Cancer Antigen 72-4 for the Monitoring of Advanced Tumors of the Gastrointestinal Tract, Lung, Breast and Ovaries

  • CA72-4
  • Gastrointestinal cancer
  • tumor marker
  • ovarian cancer
  • pancreatic cancer

In the management of metastatic and recurrent cancer, it is vital to assess response to antitumor therapy. The most commonly used methodology is by serial measurement of tumor size on physical examination or imaging studies employing the response evaluation criteria in solid tumors (RECIST) criteria. As an adjunct to direct measurement of lesions, several tumor markers including carcinoembryonic antigen (CEA), cancer antigen 19-9 (CA19-9) and cancer antigen 125 (CA125) have obtained United States Food and Drug Administration (FDA) approval for the monitoring of various gastrointestinal and gynecologic malignancies. These tumor markers along with cancer antigen 27-29 (CA27-29) used in the monitoring of breast cancer are proteins shed by cancer cells and are readily measured in the laboratory using antibodies.

The utility of serial measurement of CA19-9, CEA, and CA125 in predicting treatment response in pancreatic, colon and ovarian cancer has been validated in multiple studies (1-4). Frequent serial measurements can easily be obtained and have the potential of alerting the clinician to the need for timely assessment of a patient for treatment failure, allowing for earlier intervention. In addition, tumor markers may at times have greater accuracy in assessing response since imaging studies using RECIST criteria are not totally reliable as they do not always differentiate viable tumor from residual fibrosis or scarring. Nevertheless, their usefulness in tumor monitoring has been limited by their inconsistent and variable elevation in various malignancies, the need for a relatively large tumor burden to cause an elevation, frequent false-positive elevations in non-malignant conditions, and by lack of conviction by the oncological community to accept an increase or decrease in the tumor marker as a surrogate for disease progression or response. Thus, there remains and unmet need for development of new biomarkers for assessment of tumor burden and response to therapy. While rapidly-evolving research utilizing analysis of circulating tumor DNA as well as proteomics is underway, we continue to rely on traditional techniques such as measuring of concentrations of abnormal proteins shed by various cancer types.

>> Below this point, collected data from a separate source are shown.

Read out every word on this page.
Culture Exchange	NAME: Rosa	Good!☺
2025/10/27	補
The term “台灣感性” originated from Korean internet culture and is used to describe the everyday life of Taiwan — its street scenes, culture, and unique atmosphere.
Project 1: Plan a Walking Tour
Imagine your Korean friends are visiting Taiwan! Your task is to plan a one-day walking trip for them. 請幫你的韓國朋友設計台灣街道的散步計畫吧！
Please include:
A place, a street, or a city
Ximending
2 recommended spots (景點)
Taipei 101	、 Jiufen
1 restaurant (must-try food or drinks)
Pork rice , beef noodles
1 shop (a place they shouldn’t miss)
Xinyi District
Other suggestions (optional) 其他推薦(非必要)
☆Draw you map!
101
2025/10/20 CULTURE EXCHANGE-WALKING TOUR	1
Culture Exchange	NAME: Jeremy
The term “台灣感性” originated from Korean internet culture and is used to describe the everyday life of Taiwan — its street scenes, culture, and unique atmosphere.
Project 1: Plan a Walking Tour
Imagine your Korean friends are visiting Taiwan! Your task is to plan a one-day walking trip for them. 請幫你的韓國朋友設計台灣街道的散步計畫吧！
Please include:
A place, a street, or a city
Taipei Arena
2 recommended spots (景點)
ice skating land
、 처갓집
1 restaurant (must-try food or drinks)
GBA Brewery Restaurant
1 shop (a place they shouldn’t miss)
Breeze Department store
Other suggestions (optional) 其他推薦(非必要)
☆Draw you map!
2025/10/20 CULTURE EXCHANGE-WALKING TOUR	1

In addition to the conventional tumor markers CEA, CA27-29, CA19-9 and CA125 there is another tumor marker, tumor-associated glycoprotein 72 (TAG-72) developed years ago used world-wide which never gained US FDA approval. This is a 48-kDa mucin-like glycoprotein complex, identified with the monoclonal antibody B72.3, a murine antibody raised against a membrane-enriched fraction from a human breast carcinoma liver metastasis (5). CA72-4 antigen is an antigenic determinant of the TAG-72 glycoprotein, which is also recognized by the B72.3 and CC-49 monoclonal antibodies (6). This antigen has been found in a variety of human adenocarcinomas including colorectal, gastric, ovarian, breast, and lung, however, it is rarely expressed in benign and normal adult tissues (7-9).

While CA125, CEA and CA19-9 currently are standard tumor markers for ovarian, gastrointestinal (i.e. stomach, colon and small bowel) and pancreatic cancer, respectively, CA72-4 remains a potentially superior biomarker for these types of cancer.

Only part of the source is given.